Guillaume tressaillit sur sa chaise, et se tourna brusquement pour voir la physionomie de Jeanne rencontrant celle de Marsillat ; mais grâce à l’effronterie de l’un, et à l’innocence de l’autre, ces deux physionomies n’eurent ensemble aucune espèce d’intelligence.

— Bonsoir, monsieur le curé, dit Jeanne. Bonsoir, monsieur Léon. Je cherche mon parrain. Ah ! bonsoir, mon parrain. Tenez, mon parrain, il me reste tout ça d’argent, que je vous rapporte. En vous remerciant, mon parrain.

— Je t’ai dit que je ne le reprendrais pas, ma bonne Jeanne.

— Qu’est-ce qu’il faudra donc en faire, mon parrain ? Je n’ai pas besoin de tant d’argent. Il y a là au moins… quarante francs !

— Vous achèterez vos vêtements de deuil, dit le curé d’une voix singulièrement douce et paternelle, et vous garderez le reste pour vos besoins ou pour ceux de vos parents, de vos amis.

De même que Guillaume avait interrogé attentivement les figures de Marsillat et de Jeanne, Marsillat examinait en cet instant Jeanne et le curé. L’émotion involontaire et secrète du vertueux prêtre était bien visible pour lui. Mais le calme angélique de la paisible Jeanne ne se démentait point, et pour Marsillat, qui s’y connaissait mieux que Guillaume, le cœur de la bergère d’Ep-Nell était libre de tout amour comme de toute méfiance.
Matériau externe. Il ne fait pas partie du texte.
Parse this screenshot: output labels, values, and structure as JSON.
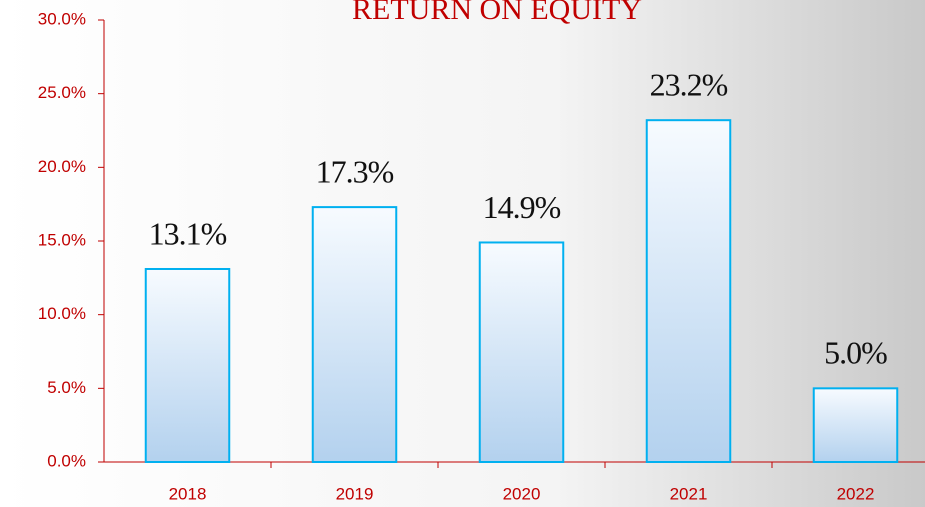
{
  "chart_data": {
    "type": "bar",
    "title": "RETURN ON EQUITY",
    "categories": [
      "2018",
      "2019",
      "2020",
      "2021",
      "2022"
    ],
    "values": [
      13.1,
      17.3,
      14.9,
      23.2,
      5.0
    ],
    "value_labels": [
      "13.1%",
      "17.3%",
      "14.9%",
      "23.2%",
      "5.0%"
    ],
    "color": "#00b0f0",
    "ylim": [
      0,
      30
    ],
    "yticks": [
      {
        "value": 0,
        "label": "0.0%"
      },
      {
        "value": 5,
        "label": "5.0%"
      },
      {
        "value": 10,
        "label": "10.0%"
      },
      {
        "value": 15,
        "label": "15.0%"
      },
      {
        "value": 20,
        "label": "20.0%"
      },
      {
        "value": 25,
        "label": "25.0%"
      },
      {
        "value": 30,
        "label": "30.0%"
      }
    ],
    "grid": false
  }
}
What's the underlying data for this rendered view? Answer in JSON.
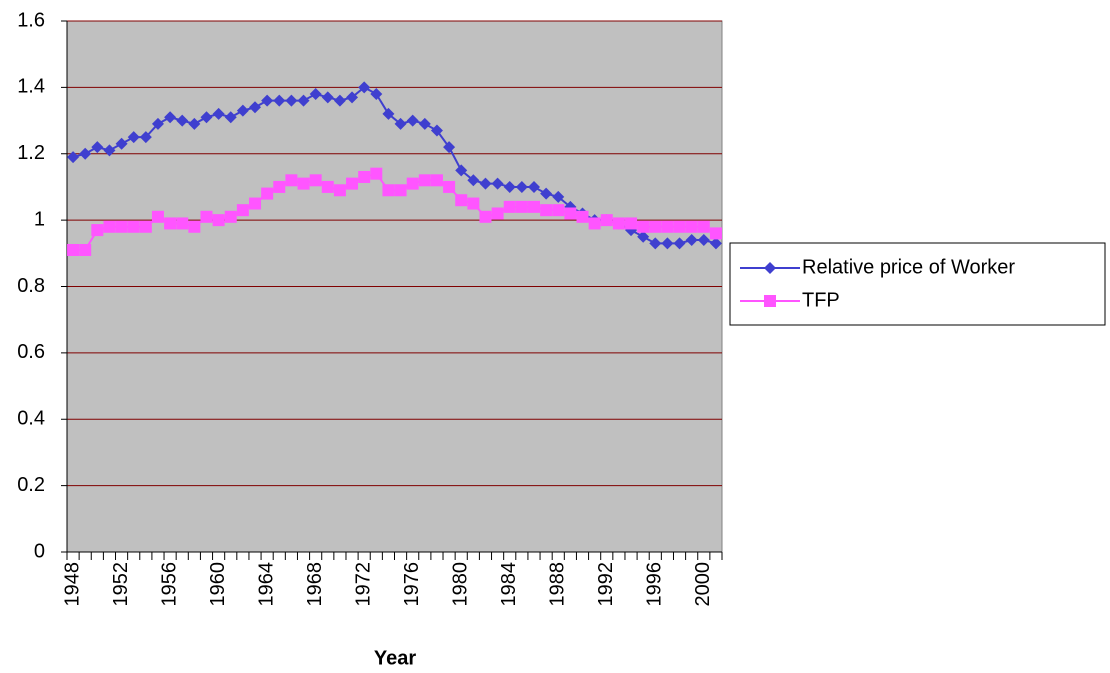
{
  "chart_data": {
    "type": "line",
    "x_label": "Year",
    "categories": [
      "1948",
      null,
      null,
      null,
      "1952",
      null,
      null,
      null,
      "1956",
      null,
      null,
      null,
      "1960",
      null,
      null,
      null,
      "1964",
      null,
      null,
      null,
      "1968",
      null,
      null,
      null,
      "1972",
      null,
      null,
      null,
      "1976",
      null,
      null,
      null,
      "1980",
      null,
      null,
      null,
      "1984",
      null,
      null,
      null,
      "1988",
      null,
      null,
      null,
      "1992",
      null,
      null,
      null,
      "1996",
      null,
      null,
      null,
      "2000",
      null
    ],
    "series": [
      {
        "name": "Relative price of Worker",
        "color": "#3f3fcf",
        "marker": "diamond",
        "values": [
          1.19,
          1.2,
          1.22,
          1.21,
          1.23,
          1.25,
          1.25,
          1.29,
          1.31,
          1.3,
          1.29,
          1.31,
          1.32,
          1.31,
          1.33,
          1.34,
          1.36,
          1.36,
          1.36,
          1.36,
          1.38,
          1.37,
          1.36,
          1.37,
          1.4,
          1.38,
          1.32,
          1.29,
          1.3,
          1.29,
          1.27,
          1.22,
          1.15,
          1.12,
          1.11,
          1.11,
          1.1,
          1.1,
          1.1,
          1.08,
          1.07,
          1.04,
          1.02,
          1.0,
          1.0,
          0.99,
          0.97,
          0.95,
          0.93,
          0.93,
          0.93,
          0.94,
          0.94,
          0.93
        ]
      },
      {
        "name": "TFP",
        "color": "#ff55ff",
        "marker": "square",
        "values": [
          0.91,
          0.91,
          0.97,
          0.98,
          0.98,
          0.98,
          0.98,
          1.01,
          0.99,
          0.99,
          0.98,
          1.01,
          1.0,
          1.01,
          1.03,
          1.05,
          1.08,
          1.1,
          1.12,
          1.11,
          1.12,
          1.1,
          1.09,
          1.11,
          1.13,
          1.14,
          1.09,
          1.09,
          1.11,
          1.12,
          1.12,
          1.1,
          1.06,
          1.05,
          1.01,
          1.02,
          1.04,
          1.04,
          1.04,
          1.03,
          1.03,
          1.02,
          1.01,
          0.99,
          1.0,
          0.99,
          0.99,
          0.98,
          0.98,
          0.98,
          0.98,
          0.98,
          0.98,
          0.96
        ]
      }
    ],
    "ylim": [
      0,
      1.6
    ],
    "yticks": [
      0,
      0.2,
      0.4,
      0.6,
      0.8,
      1,
      1.2,
      1.4,
      1.6
    ],
    "grid": true,
    "legend": "right",
    "plot_background": "#c0c0c0"
  }
}
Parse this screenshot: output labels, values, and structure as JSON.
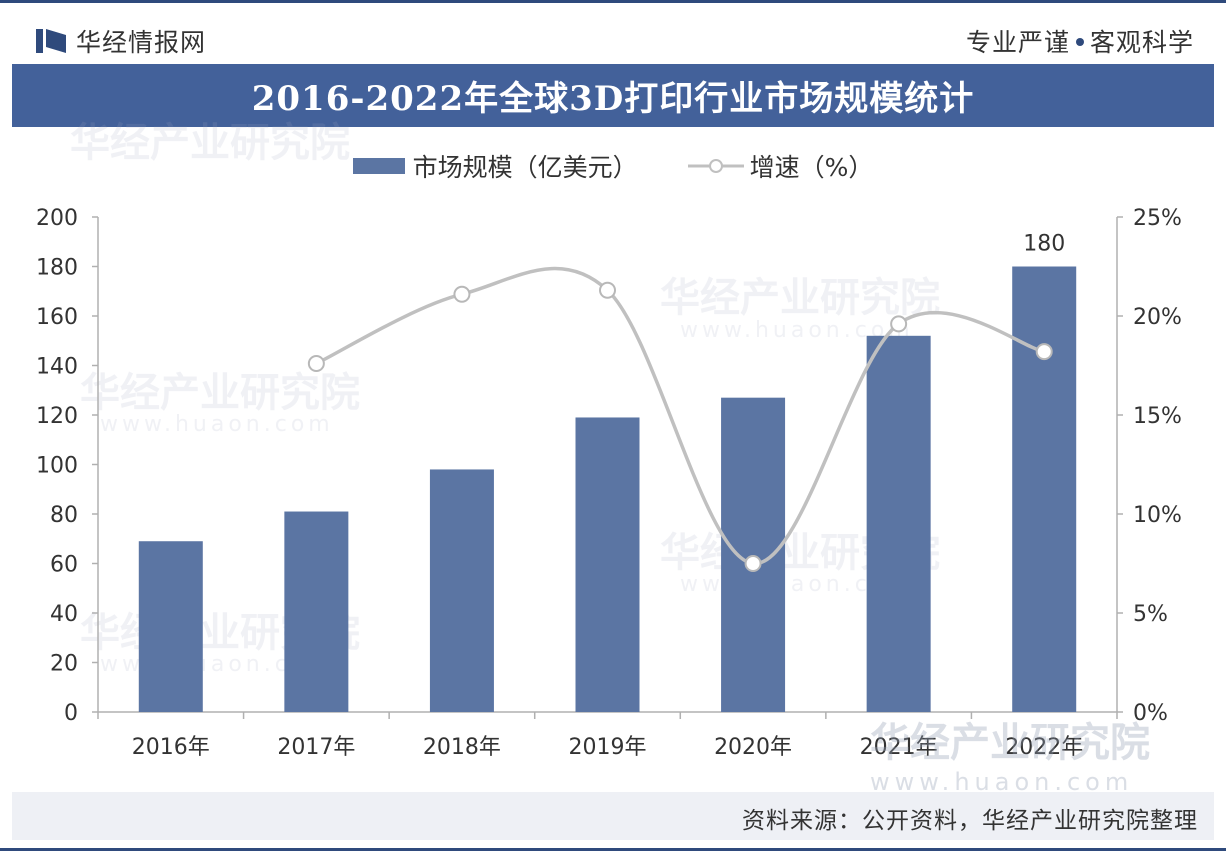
{
  "header": {
    "brand": "华经情报网",
    "slogan_left": "专业严谨",
    "slogan_right": "客观科学"
  },
  "watermark": {
    "text": "华经产业研究院",
    "url": "www.huaon.com"
  },
  "footer": {
    "source": "资料来源：公开资料，华经产业研究院整理"
  },
  "colors": {
    "bar": "#5b75a3",
    "line": "#c0c0c0",
    "title_bg": "#43619a",
    "accent": "#2f4a7c"
  },
  "chart_data": {
    "type": "bar",
    "title": "2016-2022年全球3D打印行业市场规模统计",
    "categories": [
      "2016年",
      "2017年",
      "2018年",
      "2019年",
      "2020年",
      "2021年",
      "2022年"
    ],
    "series": [
      {
        "name": "市场规模（亿美元）",
        "type": "bar",
        "axis": "left",
        "values": [
          69,
          81,
          98,
          119,
          127,
          152,
          180
        ]
      },
      {
        "name": "增速（%）",
        "type": "line",
        "axis": "right",
        "values": [
          null,
          17.6,
          21.1,
          21.3,
          7.5,
          19.6,
          18.2
        ]
      }
    ],
    "data_labels": [
      {
        "category": "2022年",
        "text": "180"
      }
    ],
    "y_left": {
      "min": 0,
      "max": 200,
      "step": 20,
      "ticks": [
        "0",
        "20",
        "40",
        "60",
        "80",
        "100",
        "120",
        "140",
        "160",
        "180",
        "200"
      ]
    },
    "y_right": {
      "min": 0,
      "max": 25,
      "step": 5,
      "ticks": [
        "0%",
        "5%",
        "10%",
        "15%",
        "20%",
        "25%"
      ]
    },
    "legend_position": "top-center",
    "grid": false
  }
}
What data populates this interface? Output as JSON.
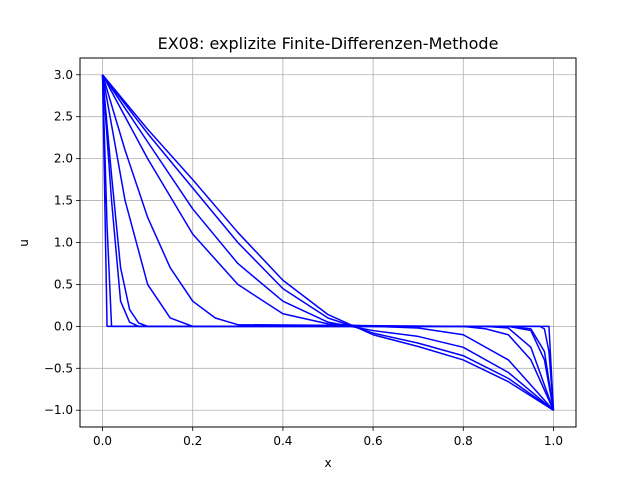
{
  "chart_data": {
    "type": "line",
    "title": "EX08: explizite Finite-Differenzen-Methode",
    "xlabel": "x",
    "ylabel": "u",
    "xlim": [
      -0.05,
      1.05
    ],
    "ylim": [
      -1.2,
      3.2
    ],
    "xticks": [
      0.0,
      0.2,
      0.4,
      0.6,
      0.8,
      1.0
    ],
    "xtick_labels": [
      "0.0",
      "0.2",
      "0.4",
      "0.6",
      "0.8",
      "1.0"
    ],
    "yticks": [
      -1.0,
      -0.5,
      0.0,
      0.5,
      1.0,
      1.5,
      2.0,
      2.5,
      3.0
    ],
    "ytick_labels": [
      "−1.0",
      "−0.5",
      "0.0",
      "0.5",
      "1.0",
      "1.5",
      "2.0",
      "2.5",
      "3.0"
    ],
    "grid": true,
    "line_color": "#0000ff",
    "boundary_values": {
      "left": 3.0,
      "right": -1.0
    },
    "series": [
      {
        "x": [
          0.0,
          0.01,
          0.99,
          1.0
        ],
        "y": [
          3.0,
          0.0,
          0.0,
          -1.0
        ]
      },
      {
        "x": [
          0.0,
          0.01,
          0.02,
          0.97,
          0.98,
          0.99,
          1.0
        ],
        "y": [
          3.0,
          1.2,
          0.0,
          0.0,
          -0.03,
          -0.3,
          -1.0
        ]
      },
      {
        "x": [
          0.0,
          0.02,
          0.04,
          0.06,
          0.08,
          0.9,
          0.95,
          0.98,
          1.0
        ],
        "y": [
          3.0,
          1.5,
          0.3,
          0.05,
          0.0,
          0.0,
          -0.03,
          -0.3,
          -1.0
        ]
      },
      {
        "x": [
          0.0,
          0.02,
          0.04,
          0.06,
          0.08,
          0.1,
          0.9,
          0.95,
          0.98,
          1.0
        ],
        "y": [
          3.0,
          1.8,
          0.7,
          0.2,
          0.04,
          0.0,
          0.0,
          -0.05,
          -0.4,
          -1.0
        ]
      },
      {
        "x": [
          0.0,
          0.05,
          0.1,
          0.15,
          0.2,
          0.85,
          0.9,
          0.95,
          1.0
        ],
        "y": [
          3.0,
          1.5,
          0.5,
          0.1,
          0.0,
          0.0,
          -0.02,
          -0.25,
          -1.0
        ]
      },
      {
        "x": [
          0.0,
          0.05,
          0.1,
          0.15,
          0.2,
          0.25,
          0.3,
          0.8,
          0.85,
          0.9,
          0.95,
          1.0
        ],
        "y": [
          3.0,
          2.1,
          1.3,
          0.7,
          0.3,
          0.1,
          0.02,
          0.0,
          -0.03,
          -0.1,
          -0.4,
          -1.0
        ]
      },
      {
        "x": [
          0.0,
          0.1,
          0.2,
          0.3,
          0.4,
          0.5,
          0.6,
          0.7,
          0.8,
          0.9,
          1.0
        ],
        "y": [
          3.0,
          2.0,
          1.1,
          0.5,
          0.15,
          0.03,
          0.0,
          -0.02,
          -0.1,
          -0.4,
          -1.0
        ]
      },
      {
        "x": [
          0.0,
          0.1,
          0.2,
          0.3,
          0.4,
          0.5,
          0.6,
          0.7,
          0.8,
          0.9,
          1.0
        ],
        "y": [
          3.0,
          2.2,
          1.4,
          0.75,
          0.3,
          0.05,
          -0.05,
          -0.12,
          -0.25,
          -0.55,
          -1.0
        ]
      },
      {
        "x": [
          0.0,
          0.1,
          0.2,
          0.3,
          0.4,
          0.5,
          0.6,
          0.7,
          0.8,
          0.9,
          1.0
        ],
        "y": [
          3.0,
          2.3,
          1.65,
          1.0,
          0.45,
          0.1,
          -0.08,
          -0.2,
          -0.35,
          -0.62,
          -1.0
        ]
      },
      {
        "x": [
          0.0,
          0.1,
          0.2,
          0.3,
          0.4,
          0.5,
          0.6,
          0.7,
          0.8,
          0.9,
          1.0
        ],
        "y": [
          3.0,
          2.35,
          1.75,
          1.12,
          0.55,
          0.14,
          -0.1,
          -0.24,
          -0.4,
          -0.66,
          -1.0
        ]
      }
    ]
  }
}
— À présent, je vais vous dire bonsoir, mon parrain, au plaisir de vous revoir, dit Jeanne ; et, jetant ses bras au cou de Guillaume, avec un abandon et une familiarité toute rustique, elle l’embrassa sur les deux joues, sans se départir un instant de sa tranquille et grave innocence.

Ce chaste embrassement qui laissa les traces des larmes de Jeanne sur les joues de Guillaume, n’étonna point Marsillat et ne scandalisa pas le curé. Ils connaissaient les manières et les usages du pays. Mais ce serait s’avancer beaucoup que d’affirmer que le curé vit ce baiser sans souffrir ; on n’embrasse jamais les curés. Quant à Léon, il le vit en frémissant de dépit : on n’embrasse que son parrain.